I’m not a nutritionist, so I don’t think about that as much. But I tend to think that any traditional diet is a healthy one, because you can’t survive for thousands of years and gain a food tradition if it’s not healthy and balanced in some way.
A lot of arctic peoples are losing their traditional foodways to modernization. Are the Sami in the same boat? And if so, are they pushing back against that loss?
Of course. People are going to eat whatever’s available to them and convenient, just like anybody does. And yes, I think a lot of Sami families eat more of a Westernized diet than not.

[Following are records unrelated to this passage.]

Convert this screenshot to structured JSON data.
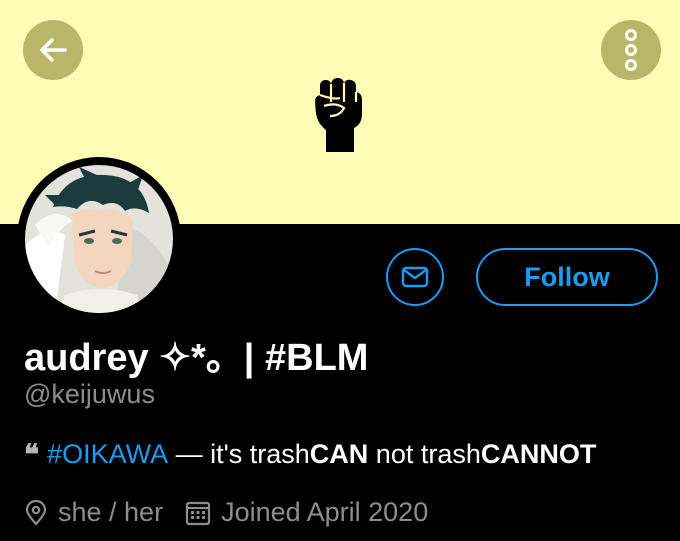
{
  "header": {
    "banner_color": "#fefdb6",
    "back_icon": "arrow-left-icon",
    "more_icon": "more-vertical-icon",
    "banner_symbol": "raised-fist-icon"
  },
  "actions": {
    "message_icon": "mail-icon",
    "follow_label": "Follow",
    "accent_color": "#1d9bf0"
  },
  "profile": {
    "display_name": "audrey ✧*。| #BLM",
    "handle": "@keijuwus",
    "bio": {
      "quote_mark": "❝",
      "hashtag": "#OIKAWA",
      "part1": " — it's trash",
      "bold1": "CAN",
      "part2": " not trash",
      "bold2": "CANNOT"
    },
    "pronouns": "she / her",
    "joined": "Joined April 2020"
  }
}
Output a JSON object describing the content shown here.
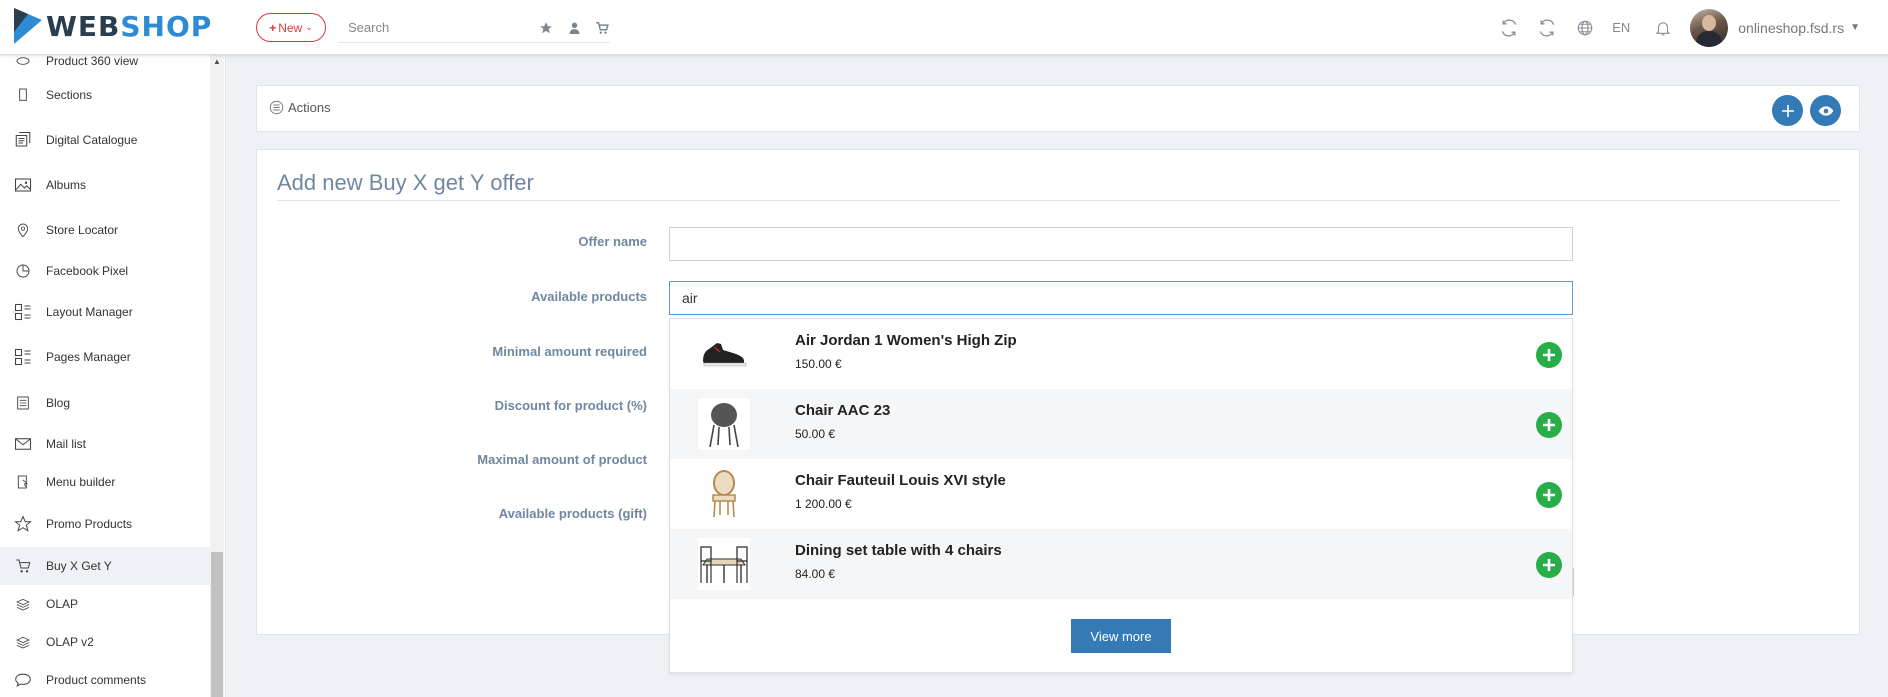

The woman I was staying with, she has become this cultural and food instructor because of a lack of other people who are teaching these food skills. She has talked about the fact that she feels there needs to be more people like her who are preserving this food knowledge and championing it and teaching the next generations, because as the generations go forward people will lose more and more of this knowledge.
What are the big challenges for this woman in trying to preserve her foodways?
She’s not very old, but she’s growing more elderly. A lot of these foods require a communal effort. You can’t live on a traditional diet by yourself because it’s really too much work. Communities do come together for the reindeer herding and the calf marking. They share the work for that, and that’s really evident in the northern communities.
But … she really relies on people coming and helping her in order to get everything done in terms of harvesting, drying, and processing these foods. It isn’t a part-time pursuit. To do this, you really have to revolve your life around your food. That’s probably one of the biggest reasons that it’s dying out. People are becoming more divided [with] the dissolving of community structures in favor of a more nuclear family unit and things like that.
I know she has a daughter who has been very keen on participating and learning all of her wisdom, so her daughter is definitely carrying that forward into another generation.
What can people like me, in the wider world, adopt or learn from Sami foodways?
I don’t think that people should adopt the Sami foodways if they’re not living in an arctic environment. They don’t have access to these foods. It would be nice if people could try reindeer, though. That’s a market that supports the Sami people and their husbandry.
Maybe just a curiosity about how to be more resourceful with the resources around you. This is something in most indigenous cultures, not just the Sami, but they use every part of the animal and have various preservation methods to store the meat. For folk getting more interested in hunting or trying to eat meat in a sustainable way, you can glean some insight from that. But in general I just hope that people become aware of the Sami, because in my experience people just don’t know that they exist and they’re not aware of the pressures facing them.
Is there anything else you want us to know about your work?
The Sami culture, like a lot of arctic cultures around the world, is being threatened. Change is affecting the way that the water melts and how the reindeer migrate and how many calves drown when they’re passing these big streams. Hydroelectric development is a big thing affecting their lands. Property ownership structures make it difficult for them to assert land rights.
Something that my teacher impressed upon me is that they need help and they need the world to be more aware of them. They need the Swedish and Norwegian governments to allow them to continue practicing their sovereignty.
Do you think they’ll be able to survive all of those pressures culturally?
Yeah, I think the Sami culture is a really strong one. It’s rooted in this activity of reindeer herding which, as far as I’ve experienced, people practice really strongly. Perhaps [even] more strongly than, say, 30-40 years go. I think there’s been a bit of an ethno-political renaissance.
So I think the Sami culture’s going to continue to be strong. And that is nice for people like my teacher, who is a big champion of their foods and language.